SAP has updated its API policy to prohibit autonomous AI agents, including OpenClaw and other third-party tools, from accessing customer data unless they operate through SAP-endorsed integration pathways. The policy, last updated April 27, makes SAP the first major enterprise software vendor to publish formal restrictions targeting agentic AI access at the API level.
The Policy Language
The API policy document states that SAP prohibits API use for “interaction or integration with (semi-) autonomous or generative AI systems that plan, select, or execute sequences of API calls” and for “scraping, harvesting, or systematic and/or large-scale data extraction or replication,” except through SAP-endorsed routes. The scope is broad: any AI agent that autonomously chains API calls against SAP systems falls under the restriction.
The Information reported that SAP published the policy as a customer-facing document outlining how to install “tollgates” preventing unauthorized AI agents from reaching enterprise data. OpenClaw, the open-source agent framework with 3.2 million users, was named explicitly.
Consultant Backlash
The policy triggered immediate pushback from the SAP ecosystem. Independent SAP consultant Marian Zeis told The Register the changes were “more restrictive than the community expected” and warned they could affect customers directly, not just partners. Zeis pointed out that SAP’s list of documented APIs is not kept current, which forces developers to rely on undocumented APIs for legitimate use cases. Under the new policy, that workaround becomes a compliance risk.
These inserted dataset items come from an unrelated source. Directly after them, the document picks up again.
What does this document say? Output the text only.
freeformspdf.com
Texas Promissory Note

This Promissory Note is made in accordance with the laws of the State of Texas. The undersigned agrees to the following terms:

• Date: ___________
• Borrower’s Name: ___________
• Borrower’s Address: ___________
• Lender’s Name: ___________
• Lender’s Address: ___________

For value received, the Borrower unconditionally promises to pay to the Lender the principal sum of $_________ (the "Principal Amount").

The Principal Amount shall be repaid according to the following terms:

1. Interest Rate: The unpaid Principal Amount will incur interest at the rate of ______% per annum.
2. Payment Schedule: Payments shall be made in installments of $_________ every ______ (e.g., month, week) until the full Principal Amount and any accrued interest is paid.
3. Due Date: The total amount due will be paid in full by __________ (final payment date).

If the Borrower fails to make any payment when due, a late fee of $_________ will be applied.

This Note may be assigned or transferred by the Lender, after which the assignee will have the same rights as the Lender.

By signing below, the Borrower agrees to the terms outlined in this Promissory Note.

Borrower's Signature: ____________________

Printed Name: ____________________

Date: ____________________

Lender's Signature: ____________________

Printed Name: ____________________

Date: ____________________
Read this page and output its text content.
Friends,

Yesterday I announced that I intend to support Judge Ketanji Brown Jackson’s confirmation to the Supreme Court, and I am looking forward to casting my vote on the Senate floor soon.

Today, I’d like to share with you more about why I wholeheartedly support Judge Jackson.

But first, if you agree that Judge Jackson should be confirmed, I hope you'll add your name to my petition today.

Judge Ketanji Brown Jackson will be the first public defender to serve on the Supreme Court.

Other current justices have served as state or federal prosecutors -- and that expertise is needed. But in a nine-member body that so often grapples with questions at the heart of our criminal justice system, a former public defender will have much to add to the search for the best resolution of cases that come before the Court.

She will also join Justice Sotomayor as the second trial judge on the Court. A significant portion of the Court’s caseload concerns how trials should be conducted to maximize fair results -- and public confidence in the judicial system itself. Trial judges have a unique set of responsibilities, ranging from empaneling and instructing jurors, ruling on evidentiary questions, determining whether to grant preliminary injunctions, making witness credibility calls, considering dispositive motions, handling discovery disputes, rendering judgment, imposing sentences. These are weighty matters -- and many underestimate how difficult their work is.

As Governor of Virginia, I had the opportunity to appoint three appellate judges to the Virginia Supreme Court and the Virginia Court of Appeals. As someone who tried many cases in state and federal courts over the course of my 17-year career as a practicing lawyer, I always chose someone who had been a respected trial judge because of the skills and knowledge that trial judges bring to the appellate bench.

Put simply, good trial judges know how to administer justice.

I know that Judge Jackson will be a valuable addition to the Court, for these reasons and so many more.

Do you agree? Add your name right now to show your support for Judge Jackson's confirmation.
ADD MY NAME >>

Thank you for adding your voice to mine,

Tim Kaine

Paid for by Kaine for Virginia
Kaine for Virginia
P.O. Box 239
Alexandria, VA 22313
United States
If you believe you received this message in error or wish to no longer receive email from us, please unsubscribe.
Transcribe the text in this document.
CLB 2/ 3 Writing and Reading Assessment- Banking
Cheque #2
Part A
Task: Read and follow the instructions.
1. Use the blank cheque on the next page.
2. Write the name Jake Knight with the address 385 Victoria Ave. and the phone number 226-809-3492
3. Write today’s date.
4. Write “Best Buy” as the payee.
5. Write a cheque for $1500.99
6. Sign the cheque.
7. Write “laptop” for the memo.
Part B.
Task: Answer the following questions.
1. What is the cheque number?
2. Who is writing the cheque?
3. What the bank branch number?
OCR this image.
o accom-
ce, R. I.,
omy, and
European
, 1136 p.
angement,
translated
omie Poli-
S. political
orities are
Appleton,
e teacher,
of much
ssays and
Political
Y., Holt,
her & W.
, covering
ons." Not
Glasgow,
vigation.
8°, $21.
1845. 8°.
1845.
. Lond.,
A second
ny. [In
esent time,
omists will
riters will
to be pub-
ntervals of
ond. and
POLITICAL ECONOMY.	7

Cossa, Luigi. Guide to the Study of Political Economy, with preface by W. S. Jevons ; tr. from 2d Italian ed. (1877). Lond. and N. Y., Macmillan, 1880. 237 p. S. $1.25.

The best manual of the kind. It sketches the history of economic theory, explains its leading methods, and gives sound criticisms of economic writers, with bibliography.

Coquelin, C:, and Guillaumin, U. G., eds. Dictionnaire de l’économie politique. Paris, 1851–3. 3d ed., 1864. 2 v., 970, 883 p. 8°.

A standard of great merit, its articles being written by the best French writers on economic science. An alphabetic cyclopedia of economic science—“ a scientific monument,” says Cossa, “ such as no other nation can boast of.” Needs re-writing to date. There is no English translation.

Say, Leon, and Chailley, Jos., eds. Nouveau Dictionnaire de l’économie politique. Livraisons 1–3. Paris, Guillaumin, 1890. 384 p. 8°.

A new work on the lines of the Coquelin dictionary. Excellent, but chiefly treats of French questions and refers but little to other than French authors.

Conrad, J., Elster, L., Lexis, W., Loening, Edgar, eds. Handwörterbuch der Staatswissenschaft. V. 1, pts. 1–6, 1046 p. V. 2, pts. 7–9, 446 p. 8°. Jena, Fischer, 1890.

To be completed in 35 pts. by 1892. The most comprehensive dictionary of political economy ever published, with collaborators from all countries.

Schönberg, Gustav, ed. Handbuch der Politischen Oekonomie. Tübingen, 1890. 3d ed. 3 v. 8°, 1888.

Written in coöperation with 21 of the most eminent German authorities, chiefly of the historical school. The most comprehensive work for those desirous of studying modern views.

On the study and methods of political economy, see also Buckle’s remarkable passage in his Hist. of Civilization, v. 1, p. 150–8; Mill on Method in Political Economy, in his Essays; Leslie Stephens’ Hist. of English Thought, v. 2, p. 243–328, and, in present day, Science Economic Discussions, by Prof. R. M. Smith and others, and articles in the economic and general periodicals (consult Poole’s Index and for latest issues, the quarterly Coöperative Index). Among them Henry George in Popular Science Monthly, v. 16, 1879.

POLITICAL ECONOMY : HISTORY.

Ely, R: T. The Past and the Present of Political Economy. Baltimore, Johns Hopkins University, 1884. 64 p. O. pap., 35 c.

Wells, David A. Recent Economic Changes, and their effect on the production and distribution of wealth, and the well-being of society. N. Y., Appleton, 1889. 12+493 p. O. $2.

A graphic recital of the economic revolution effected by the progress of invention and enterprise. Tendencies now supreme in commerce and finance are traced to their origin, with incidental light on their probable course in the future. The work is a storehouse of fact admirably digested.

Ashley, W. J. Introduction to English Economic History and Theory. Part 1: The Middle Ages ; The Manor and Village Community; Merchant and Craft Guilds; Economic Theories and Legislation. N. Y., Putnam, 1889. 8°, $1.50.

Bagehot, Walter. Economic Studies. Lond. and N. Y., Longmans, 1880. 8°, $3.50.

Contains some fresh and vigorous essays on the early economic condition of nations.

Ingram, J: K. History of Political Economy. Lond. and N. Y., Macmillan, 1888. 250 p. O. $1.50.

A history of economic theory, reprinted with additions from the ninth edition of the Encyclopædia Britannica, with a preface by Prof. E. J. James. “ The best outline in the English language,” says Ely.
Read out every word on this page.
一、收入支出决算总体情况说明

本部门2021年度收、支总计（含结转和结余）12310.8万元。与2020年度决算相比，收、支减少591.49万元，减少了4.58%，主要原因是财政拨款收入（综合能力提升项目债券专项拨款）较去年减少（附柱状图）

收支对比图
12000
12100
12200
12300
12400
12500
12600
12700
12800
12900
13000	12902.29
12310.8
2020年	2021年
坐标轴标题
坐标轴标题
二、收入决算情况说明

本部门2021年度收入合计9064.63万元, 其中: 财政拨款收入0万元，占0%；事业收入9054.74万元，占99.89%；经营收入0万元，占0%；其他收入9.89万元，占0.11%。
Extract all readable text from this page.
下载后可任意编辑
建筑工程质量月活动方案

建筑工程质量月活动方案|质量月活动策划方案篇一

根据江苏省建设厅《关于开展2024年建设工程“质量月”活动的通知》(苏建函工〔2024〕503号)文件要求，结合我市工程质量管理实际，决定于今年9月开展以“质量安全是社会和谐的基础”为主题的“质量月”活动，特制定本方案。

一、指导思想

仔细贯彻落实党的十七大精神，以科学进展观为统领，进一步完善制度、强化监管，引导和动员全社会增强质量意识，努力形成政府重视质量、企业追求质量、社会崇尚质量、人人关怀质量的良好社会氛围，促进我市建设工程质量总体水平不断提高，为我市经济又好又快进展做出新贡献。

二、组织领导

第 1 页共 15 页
German newspaper Handelsblatt reported the policy had “sparked immediate controversy,” with reporter Christof Kerkmann noting it appeared the document may have been published by mistake before SAP intended.
SAP’s Defense
On an investor call last week, CEO Christian Klein said customers would not pay to access their own data and claimed SAP wants to keep its architecture open, including for third-party AI agents. “Obviously, when there is mass data requests or millions of calls coming towards an API, we need to start throttling those APIs, because otherwise the customer is ending up in performance issues on the application side,” Klein said.
An SAP spokesperson told The Register the updates “clarify design-intended use of SAP interfaces, align with industry standard cloud practices, help protect system stability and customer data, and provide guidance on supported integration patterns, without changing customer data ownership.”
The Security Argument
Alisdair Bach, head of SAP practice at consultancy Dragon ERP, told The Register there is a legitimate security rationale for tighter controls. “We are moving into a landscape where enterprise systems are being tested constantly. Not occasionally, but continuously,” Bach said. “AI-driven agents can probe weak access points far faster than any human ever could. In that environment, loose integration patterns are not just inefficient. They are vulnerable.”
The Lock-In Question
The counter-argument from consultants is that SAP is bundling competitive AI gatekeeping inside a security wrapper. Under the new policy, customer data inside SAP becomes accessible only to AI tools SAP has endorsed, which includes its own Joule assistant and the Anthropic-powered integrations announced last year. Microsoft Copilot, Salesforce Einstein, and a long tail of agentic vendors that build SAP connectors now face uncertainty about whether their existing integrations qualify as endorsed.
For the FTSE 350 and Fortune 500 companies running SAP across finance, supply chain, and HR, the policy creates an immediate procurement question: which existing AI integrations have SAP-endorsed status, and what do the renewal terms look like? The UK’s Competition and Markets Authority has previously examined cloud and enterprise software lock-in as a competition concern. This policy is likely to surface in the next round of that review.